I considered putting this question into the Travel stackexchange but this issue feels like it's more to do with interpersonal skills and communication than actually travelling. I'm happy for it to be moved if necessary.

To put it briefly, I have a particular, very uncommon phobia which happens to overlap with a food that's considered a delicacy in many countries. I've found myself in a number of situations where I have to turn down high quality, expensive food because I simply can't bring myself to put it in my mouth, and I'm worried that this comes off as rude.

I'm very adventurous when it comes to new foods and more than happy to try something new, but this food is the one exception for me. Unfortunately it's common enough that it comes up from time to time, but not so common that I can simply avoid any restaurant that might serve it.

Ordinarily it would be simple enough to explain that it's due to a phobia I have, but this is a much bigger issue when travelling in countries where my hosts might have limited, if any, English-speaking skills, and come from a culture that might be less sensitive when it comes to mental health issues. In these cases my hosts may end up pressuring me to try this food, because I 'might like it', but though I hate to, I still have to refuse.

This happened last time I travelled, when my hosts invited me out for a big family dinner with about 10 other people, and I had to turn down the feature dish. The people around me seemed quite confused and perhaps a little hurt that I didn't want to partake. I'm travelling again soon and, being a bit of a foodie, have plans to eat at a number of high-end restaurants, but I'm worried about this coming up and that I'll offend the chef.

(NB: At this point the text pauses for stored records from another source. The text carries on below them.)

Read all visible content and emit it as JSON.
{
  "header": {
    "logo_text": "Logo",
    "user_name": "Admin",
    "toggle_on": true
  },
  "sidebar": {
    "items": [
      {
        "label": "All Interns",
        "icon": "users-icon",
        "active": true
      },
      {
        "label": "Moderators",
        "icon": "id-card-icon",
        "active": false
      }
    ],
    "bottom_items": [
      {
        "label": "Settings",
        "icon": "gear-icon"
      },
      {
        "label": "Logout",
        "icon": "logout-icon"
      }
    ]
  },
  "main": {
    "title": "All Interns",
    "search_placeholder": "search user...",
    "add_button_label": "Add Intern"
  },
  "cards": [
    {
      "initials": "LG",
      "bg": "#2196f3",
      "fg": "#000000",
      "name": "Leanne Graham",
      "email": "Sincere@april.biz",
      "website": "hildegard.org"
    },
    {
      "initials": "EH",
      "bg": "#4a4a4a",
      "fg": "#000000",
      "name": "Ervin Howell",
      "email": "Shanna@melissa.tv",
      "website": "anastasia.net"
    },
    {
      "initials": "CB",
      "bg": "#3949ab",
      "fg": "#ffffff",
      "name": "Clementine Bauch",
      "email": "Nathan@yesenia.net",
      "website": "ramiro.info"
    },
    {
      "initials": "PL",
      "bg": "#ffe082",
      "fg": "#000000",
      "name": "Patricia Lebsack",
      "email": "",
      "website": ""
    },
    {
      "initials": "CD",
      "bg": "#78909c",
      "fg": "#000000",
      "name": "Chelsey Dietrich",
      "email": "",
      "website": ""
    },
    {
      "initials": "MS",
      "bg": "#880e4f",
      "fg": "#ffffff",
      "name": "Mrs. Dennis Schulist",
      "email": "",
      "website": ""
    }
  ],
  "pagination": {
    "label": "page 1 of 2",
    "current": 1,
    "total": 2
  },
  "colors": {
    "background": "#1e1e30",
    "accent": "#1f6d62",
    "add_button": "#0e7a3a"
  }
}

I've tried steps to manage my phobia over the last few years and have come a long way. It's a lot milder than it used to be but eating the things that trigger it is still not something I can do, and may never be. I'm worried that if I did just suck it up and try it I would end up vomiting and causing a significantly worse situation.

Obviously learning the local word for 'phobia' would be a start, but I'm not sure how effective this is. Is there a universally-applicable way that I can tactfully refuse this food if it's put in front of me without seeming rude?

  • 3
    It's not an ideal solution as it involves lying, but could your phobia be explained as an allergy or intolerance to your hosts if need be? IMOE, some cultures are more accepting of physical complications than mental ones.
    – user8671
    Commented Sep 28, 2018 at 7:49

2 Answers 2


I don't know what the food is, but let's say it's shrimp. You are free to say

I cannot eat shrimp.

Some people have religious restrictions, others are allergic, and others have a terrible memory associated with the last time they ate it. In general, asking you why is rude, but it may happen. You are not obliged to explain. In fact, a long talk about how disgusting it is and how you start to gag etc is likely to "yuck someone's yum" and put the others off their meal. So say something like

I don't want to get into the details, I just can't eat it. But I have no problem watching you all enjoy it so please, go ahead!

If someone says to you "but you might like it" they are trying to be nice. So you want to be nice when you tell them they are wrong:

Thankyou, I wish I would. Trust me, I know from other times that I cannot eat it.

You can then repeat your end-the-discussion point like

I am fine not eating it, please, everyone go ahead.

Try to smile. You are happy to be here. You are not upset that one of the things on offer is something you can't eat. You are pleased that your hosts care about the food that is available to you. Reassure them about that with your expression.

  • 3
    "In general, asking you why is rude" is ironic since a question titled "how to deal with someone refusing to eat my food for no apparent reason?" will 100% be answered on this SE with "show interest in their life and ask them why, take a chance to learn something about their condition/religion"
    – DonFusili
    Commented Sep 28, 2018 at 6:59
  • 1
    That is why I said "in general". Curiosity-based probing or challenging (is your reason good enough) probing are rude. It's possible that careful "is there some aspect of this I could change so that you could eat it) probing is not rude. The fact that you might be advised how to do something carefully and politely doesn't mean that all attempts at doing that thing are polite. Also, "there is no they" - if you asked me how to deal with someone saying "I can't eat x" I would not advise you to find out why so that you could learn about their condition. Commented Sep 28, 2018 at 13:04

If the communication by spoken language is the main problem, you might go with a white lie that is easier to express than the concept of phobia.

Tell them you cannot eat this for medical reasons.

If broken english is spoken, you can go with

My doctor says "do not eat this"

If you must communicate more by gestures than by language, with any luck the word "doctor" is still understood by your hosts. Point to the food, make a gesture of eating it, say "Doctor says no" and do the general gesture for "no" (like shaking your head or waving a finger in front of you).

That way you make your hosts understand that you will absolutely not eat this food and it's not because they've failed you in any way or you're trying to be rude. In some cultures where hospitality and pleasing manners are highly valued, this is a widely accepted way of saying "I don't want to eat this for whatever reason".